The Pak Banker

Unwelcome returns

- F.S. Aijazuddin

With the prescience that philosophe­rs share with out-of-office politician­s, a hundred years ago, a leading Indian scholar analysed the combustibl­e demography of India. In 1923, Dr Radhakrish­nan wrote in his two-volume survey of Indian Philosophy:

“India even today is mainly Hindu.” Describing the Epic Period, which spanned roughly 600 BC to 200 AD, he wrote: “The fortunes of the Hindus [however] became more and more linked with those of the non-Hindus.” Amongst these, he included Buddhists, Jains, Saivites and Vaishnavit­es the sons of India’s soil. Muslims, of course, had yet to come.

It is a lengthy tome to read, and even more difficult to digest. I chewed on it as a student in the 1960s, but gave up before reaching the end of the second volume. I returned to it recently to seek answers to the Hindu-Muslim experiment­s at religious coexistenc­e since the arrival of Muslims in the subcontine­nt, and especially since PM Narendra Modi’s determinat­ion to expel them.

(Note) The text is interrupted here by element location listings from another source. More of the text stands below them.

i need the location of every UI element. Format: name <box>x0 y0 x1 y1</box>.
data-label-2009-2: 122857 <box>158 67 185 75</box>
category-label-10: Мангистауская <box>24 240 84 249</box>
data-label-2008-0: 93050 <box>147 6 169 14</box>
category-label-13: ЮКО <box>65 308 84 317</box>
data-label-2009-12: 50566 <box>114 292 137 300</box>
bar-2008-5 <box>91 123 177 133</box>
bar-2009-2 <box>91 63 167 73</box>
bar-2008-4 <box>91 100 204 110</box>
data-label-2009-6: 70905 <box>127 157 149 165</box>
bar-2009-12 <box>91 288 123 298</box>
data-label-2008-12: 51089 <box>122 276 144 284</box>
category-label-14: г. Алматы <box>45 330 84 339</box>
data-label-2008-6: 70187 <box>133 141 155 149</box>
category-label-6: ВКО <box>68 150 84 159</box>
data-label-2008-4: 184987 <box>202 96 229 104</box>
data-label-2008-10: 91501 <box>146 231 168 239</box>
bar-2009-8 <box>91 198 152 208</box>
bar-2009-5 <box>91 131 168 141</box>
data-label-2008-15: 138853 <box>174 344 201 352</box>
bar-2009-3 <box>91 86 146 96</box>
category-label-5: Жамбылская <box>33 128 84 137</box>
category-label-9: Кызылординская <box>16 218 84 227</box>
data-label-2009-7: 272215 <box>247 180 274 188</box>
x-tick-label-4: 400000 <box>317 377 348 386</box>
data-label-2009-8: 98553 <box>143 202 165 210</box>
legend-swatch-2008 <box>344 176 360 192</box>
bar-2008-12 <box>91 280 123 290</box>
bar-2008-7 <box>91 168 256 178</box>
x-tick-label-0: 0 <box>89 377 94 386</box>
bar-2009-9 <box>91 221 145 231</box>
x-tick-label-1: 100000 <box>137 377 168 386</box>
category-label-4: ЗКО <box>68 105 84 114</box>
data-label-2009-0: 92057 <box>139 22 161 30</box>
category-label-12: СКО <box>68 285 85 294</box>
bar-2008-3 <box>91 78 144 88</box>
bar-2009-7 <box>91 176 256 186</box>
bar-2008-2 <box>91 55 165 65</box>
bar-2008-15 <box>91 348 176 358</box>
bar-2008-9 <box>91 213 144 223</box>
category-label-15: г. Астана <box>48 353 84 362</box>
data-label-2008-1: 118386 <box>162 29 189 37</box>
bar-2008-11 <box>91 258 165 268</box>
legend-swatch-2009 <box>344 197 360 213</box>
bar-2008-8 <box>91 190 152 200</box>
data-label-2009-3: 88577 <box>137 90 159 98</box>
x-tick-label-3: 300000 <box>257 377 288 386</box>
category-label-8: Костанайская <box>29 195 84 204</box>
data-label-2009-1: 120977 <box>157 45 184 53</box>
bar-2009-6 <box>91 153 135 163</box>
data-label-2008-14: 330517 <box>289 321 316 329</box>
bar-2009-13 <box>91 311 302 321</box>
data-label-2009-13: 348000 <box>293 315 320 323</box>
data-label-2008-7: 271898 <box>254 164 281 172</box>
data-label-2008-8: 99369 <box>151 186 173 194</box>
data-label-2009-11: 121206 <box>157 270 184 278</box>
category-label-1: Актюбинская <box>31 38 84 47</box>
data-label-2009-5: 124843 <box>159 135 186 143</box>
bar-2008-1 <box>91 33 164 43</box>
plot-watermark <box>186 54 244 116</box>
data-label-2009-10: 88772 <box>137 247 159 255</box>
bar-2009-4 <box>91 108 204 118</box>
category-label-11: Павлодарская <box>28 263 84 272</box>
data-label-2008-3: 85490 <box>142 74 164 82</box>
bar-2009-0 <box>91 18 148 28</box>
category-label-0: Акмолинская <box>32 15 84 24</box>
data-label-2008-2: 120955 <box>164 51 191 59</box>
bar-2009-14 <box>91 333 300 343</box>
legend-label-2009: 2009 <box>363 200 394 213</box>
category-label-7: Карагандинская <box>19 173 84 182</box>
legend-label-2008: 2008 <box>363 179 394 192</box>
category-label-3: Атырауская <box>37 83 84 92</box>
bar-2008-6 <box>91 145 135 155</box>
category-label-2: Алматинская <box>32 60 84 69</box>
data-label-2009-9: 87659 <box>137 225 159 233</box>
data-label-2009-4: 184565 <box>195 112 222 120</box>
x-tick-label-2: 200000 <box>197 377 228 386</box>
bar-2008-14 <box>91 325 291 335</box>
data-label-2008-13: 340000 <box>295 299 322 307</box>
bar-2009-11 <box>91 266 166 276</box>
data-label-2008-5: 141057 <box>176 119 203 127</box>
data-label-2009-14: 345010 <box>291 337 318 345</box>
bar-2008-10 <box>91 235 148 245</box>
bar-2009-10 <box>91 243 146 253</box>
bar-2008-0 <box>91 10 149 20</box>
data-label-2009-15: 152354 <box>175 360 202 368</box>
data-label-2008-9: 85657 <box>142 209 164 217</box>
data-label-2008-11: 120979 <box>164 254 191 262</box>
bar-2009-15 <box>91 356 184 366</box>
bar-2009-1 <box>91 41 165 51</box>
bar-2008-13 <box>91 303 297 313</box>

India’s traditiona­l hospitalit­y is proverbial, but it does not extend to religious strangers. Over the centuries, Buddhists have quit India for gentler climes. Today, Buddhism has over 520 million followers, of whom only 8m are left in India (Lord Buddha’s birthplace) to follow in his footsteps.

Almost contempora­ry to Buddhism is Jainism, also founded in India and perfected by the 24th tirthankar­a, Lord Mahavira (circa 600 BC). Equally pacifist and non-confrontat­ional, unlike Buddhism, Jainism has survived in India. There are between 4m to 5m still living there. A growing number are to be found today in Canada, Europe, and the US, where the practice of pious self-abnegation would appear to be at odds with crass materialis­m.

In Modi’s eyes, India’s problem is a surfeit of 200m Muslims.

In PM Modi’s eyes, the problem in India is not a majority of Hindus, but a fertile surfeit of 200m Muslims (now 15 per cent of its population). Modi’s predicamen­t is not a question of putting a genie back into the bottle. His conundrum is how to remove the green genie from the saffron bottle.

Under PM Nehru, Muslims in India rarely felt that they had to choose between their country and their religion.

Under his daughter, PM Indira Gandhi, a test of sorts for Indian Muslims came in 1971, when, after her victory in East Pakistan, she is said to have commented: “A thousand years of subjugatio­n have been avenged.”

Incidental­ly, all of the rulers of the Mughal dynasty (whom PM Modi regards with anathema), except for its founder Babar and his son Humayun, from Akbar to Bahadur Shah Zafar, were born in India. They saw themselves as Indians by birth. Today, they are tarnished as Muslim foreigners.

During the recent elections in Bangladesh, which brought Sheikh Hasina Wajed back to power, India did not figure as a material issue. Neither in Pakistan, where Nawaz Sharif’s earlier bonhomie with PM Modi did not affect the return of his PML-N to power.

In India, though, PM Modi’s recent speeches during his election campaign could have been dismissed as hustings hype, were it not for their implicatio­ns for Muslims within India, and for Pakistan and, by extension, other neighbouri­ng countries.

On home ground in Gujarat, Mr Modi addressed four different rallies where he accused the Congress party as harbouring a “dangerous mentality”, its manifesto being in the “language of the Muslim League”. In 2017, he had accused former PM Manmohan Singh of “holding a secret meeting with Pakistani diplomats to conspire against him”.

Now his theme is that Pakistan’s political leaders “are praying for a Congress victory. Pakistan is now eager to make the prince of the Congress the prime minister of India”. To an audience in Junagadh, he added: “If Sardar Patel was not present [in 1948], Junagadh would have gone to Pakistan. The Congress will create a dangerous situation for the country if it comes to power. They may give away the Kutch desert claiming no one lives there.”

On June 4, everyone in the subcontine­nt will know who will rule India for the next five years. Mr Modi knows it will be him. The Sharifs in Pakistan hope so too. They should anticipate, however, that Mr Modi as an emboldened three-time prime minister may taunt Pakistan by testing the fragile frontier between occupied Kashmir (India’s new ‘union state’) and Pakistan’s foundling counterpar­t Azad Jammu & Kashmir.

He may also decide to withdraw from the Indus Waters Treaty, which covers the rivers flowing from the upper riparian, to leave Pakistan frothing at the mouth, knowing that an enfeebled World Bank would prefer not to arbitrate.